War of Dictates by John Baltisberger
On one side, the monstrously powerful Semyaza, master of the fallen Watchers, seeks to own humanity, to dominate them through blood, sex, and pain.
On the other, Ashmandai, the very incarnation of imperfection, freedom and passion, whose love for his wife Lillith spurns him to greater and greater acts of defiance against the unnatural order set in place by the infectious Watchers.
Neither will submit, but only one may survive.
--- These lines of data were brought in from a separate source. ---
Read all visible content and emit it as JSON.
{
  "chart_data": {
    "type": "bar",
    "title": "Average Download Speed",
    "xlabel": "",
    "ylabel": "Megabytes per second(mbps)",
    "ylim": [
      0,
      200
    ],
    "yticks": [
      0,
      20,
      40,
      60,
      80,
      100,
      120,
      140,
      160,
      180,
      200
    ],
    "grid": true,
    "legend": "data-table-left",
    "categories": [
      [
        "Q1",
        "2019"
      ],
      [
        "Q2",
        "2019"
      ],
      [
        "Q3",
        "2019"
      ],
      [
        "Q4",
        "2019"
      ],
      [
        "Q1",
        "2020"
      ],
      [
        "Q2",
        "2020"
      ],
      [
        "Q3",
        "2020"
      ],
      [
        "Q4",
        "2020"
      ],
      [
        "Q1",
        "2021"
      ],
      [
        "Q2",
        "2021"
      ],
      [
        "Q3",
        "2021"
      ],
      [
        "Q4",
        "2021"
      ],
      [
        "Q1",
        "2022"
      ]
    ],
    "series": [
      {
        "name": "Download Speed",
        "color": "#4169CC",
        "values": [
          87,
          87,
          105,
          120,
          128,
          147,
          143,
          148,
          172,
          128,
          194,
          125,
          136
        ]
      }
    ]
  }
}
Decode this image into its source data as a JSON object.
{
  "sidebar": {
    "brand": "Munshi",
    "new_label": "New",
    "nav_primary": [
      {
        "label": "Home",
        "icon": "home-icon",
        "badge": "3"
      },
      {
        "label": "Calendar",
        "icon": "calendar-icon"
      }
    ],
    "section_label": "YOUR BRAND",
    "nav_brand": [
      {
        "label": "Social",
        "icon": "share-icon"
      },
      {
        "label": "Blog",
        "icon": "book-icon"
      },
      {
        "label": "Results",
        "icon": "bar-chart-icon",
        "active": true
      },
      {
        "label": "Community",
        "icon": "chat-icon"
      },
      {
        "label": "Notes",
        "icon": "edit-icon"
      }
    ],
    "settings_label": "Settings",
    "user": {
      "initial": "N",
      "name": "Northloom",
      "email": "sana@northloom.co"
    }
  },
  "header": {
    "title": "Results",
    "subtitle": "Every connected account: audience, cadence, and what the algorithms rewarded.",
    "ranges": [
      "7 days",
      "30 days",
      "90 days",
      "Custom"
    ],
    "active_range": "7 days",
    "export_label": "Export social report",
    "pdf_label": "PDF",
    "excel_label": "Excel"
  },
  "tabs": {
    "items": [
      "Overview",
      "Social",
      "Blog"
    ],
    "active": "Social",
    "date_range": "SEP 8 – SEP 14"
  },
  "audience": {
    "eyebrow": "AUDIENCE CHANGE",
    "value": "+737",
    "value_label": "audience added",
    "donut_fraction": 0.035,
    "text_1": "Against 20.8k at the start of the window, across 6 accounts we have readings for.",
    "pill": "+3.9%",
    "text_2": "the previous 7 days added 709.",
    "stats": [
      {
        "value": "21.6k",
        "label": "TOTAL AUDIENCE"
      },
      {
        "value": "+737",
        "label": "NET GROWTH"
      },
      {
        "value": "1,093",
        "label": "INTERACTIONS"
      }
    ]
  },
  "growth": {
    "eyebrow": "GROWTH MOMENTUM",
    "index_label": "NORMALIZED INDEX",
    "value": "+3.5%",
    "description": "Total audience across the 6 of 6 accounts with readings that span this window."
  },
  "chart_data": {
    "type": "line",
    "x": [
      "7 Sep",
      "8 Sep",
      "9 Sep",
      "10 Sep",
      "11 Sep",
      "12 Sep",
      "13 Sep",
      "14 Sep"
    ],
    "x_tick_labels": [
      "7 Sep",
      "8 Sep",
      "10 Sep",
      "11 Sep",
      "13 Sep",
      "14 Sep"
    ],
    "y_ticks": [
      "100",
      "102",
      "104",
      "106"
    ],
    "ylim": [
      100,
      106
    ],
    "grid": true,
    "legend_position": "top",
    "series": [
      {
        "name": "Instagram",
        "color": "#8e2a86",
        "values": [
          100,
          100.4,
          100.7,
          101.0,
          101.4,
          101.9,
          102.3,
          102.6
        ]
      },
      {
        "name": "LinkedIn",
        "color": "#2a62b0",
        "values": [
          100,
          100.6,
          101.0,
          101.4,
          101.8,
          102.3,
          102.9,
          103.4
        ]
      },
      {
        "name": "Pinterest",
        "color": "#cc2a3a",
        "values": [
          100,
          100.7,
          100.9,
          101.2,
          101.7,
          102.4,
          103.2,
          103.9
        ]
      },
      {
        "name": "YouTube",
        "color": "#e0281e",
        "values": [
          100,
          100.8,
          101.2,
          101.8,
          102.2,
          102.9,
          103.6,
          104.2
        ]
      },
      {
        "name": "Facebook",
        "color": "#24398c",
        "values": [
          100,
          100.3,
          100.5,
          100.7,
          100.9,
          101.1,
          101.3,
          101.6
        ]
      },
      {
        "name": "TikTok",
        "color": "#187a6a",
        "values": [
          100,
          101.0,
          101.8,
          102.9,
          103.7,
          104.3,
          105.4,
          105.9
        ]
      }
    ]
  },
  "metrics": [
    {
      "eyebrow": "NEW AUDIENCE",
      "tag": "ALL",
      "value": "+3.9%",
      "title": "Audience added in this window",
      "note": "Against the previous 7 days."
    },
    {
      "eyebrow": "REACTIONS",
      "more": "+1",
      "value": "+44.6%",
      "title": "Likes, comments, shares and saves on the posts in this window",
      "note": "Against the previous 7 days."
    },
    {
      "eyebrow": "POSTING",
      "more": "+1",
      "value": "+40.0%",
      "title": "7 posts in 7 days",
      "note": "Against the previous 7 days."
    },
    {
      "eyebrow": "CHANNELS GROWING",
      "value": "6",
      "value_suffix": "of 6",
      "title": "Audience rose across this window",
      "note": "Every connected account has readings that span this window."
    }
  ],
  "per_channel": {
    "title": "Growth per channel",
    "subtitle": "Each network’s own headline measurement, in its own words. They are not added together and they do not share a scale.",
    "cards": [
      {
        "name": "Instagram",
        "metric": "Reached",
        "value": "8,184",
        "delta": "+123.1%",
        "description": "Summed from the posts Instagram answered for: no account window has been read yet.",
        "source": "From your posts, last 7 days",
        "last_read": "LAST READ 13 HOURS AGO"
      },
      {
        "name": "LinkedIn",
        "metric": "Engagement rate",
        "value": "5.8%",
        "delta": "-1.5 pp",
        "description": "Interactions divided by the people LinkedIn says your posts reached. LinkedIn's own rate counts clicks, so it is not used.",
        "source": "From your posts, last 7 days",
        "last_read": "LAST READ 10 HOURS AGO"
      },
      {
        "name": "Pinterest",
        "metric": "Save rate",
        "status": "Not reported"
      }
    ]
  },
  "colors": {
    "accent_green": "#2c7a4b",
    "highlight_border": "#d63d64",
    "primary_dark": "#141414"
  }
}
Rhythmic Cadence That Pumps As Much Blood As It Spills
Beautifully sacrilegious and almost sinful in its flowing, narrative language, War of Dictates by John Baltisberger is something that can be thought of as almost a Kabalistic Hellraiser in poem form. I first thought of it as Paradise Lost for the S&M crowd, but that works only if Aleister Crowley had been halfway resurrected to pen the volume with still decaying hands. Instead of ruining the work by following it up with Paradise Regained (as Milton did), Baltisberger doubles down and digs deep into the darkness and deviance of a place worse than hell. I wish I could recommend this book to everyone, but I know poetry (even the most cruel and depraved) has less wide appeal than it perhaps should. That being said, I still have to recommend it to anyone who might take the time to read it. This is a Gospel written in blood and fire, fueled by rage and dreams.
Evocative Graphic Verse
Splatterpunk Award Nominee War of Dictates is an Epic of dark cosmic and historical horror told completely in verse. This brilliant and revolutionary piece by John Baltisberger is the new standard in epic horror poetry and rivals anything like it in classic horror literature. This is not dark prose, it is evocative, graphic verse. Baltisberger pulls from Jewish lore and history to weave and epic tale of The Watchers, The Nephilim, The Fallen, and the darkness of humanity. This is a brutal tale, impactful and unmerciful. It chronicles a history and evolution of sin and brutality and the biblical beings pulling the strings of man from the beginning of time as we know it. You will never again look at history, horror, or humans the same. On a personal level, I found this epic tale moving, evocative, mentally stimulating, and horrifying. I found Baltisberger’s presentation daring, his concept engrossing, and his verse darkly beautiful. This is not only shelf-worthy but a library must have.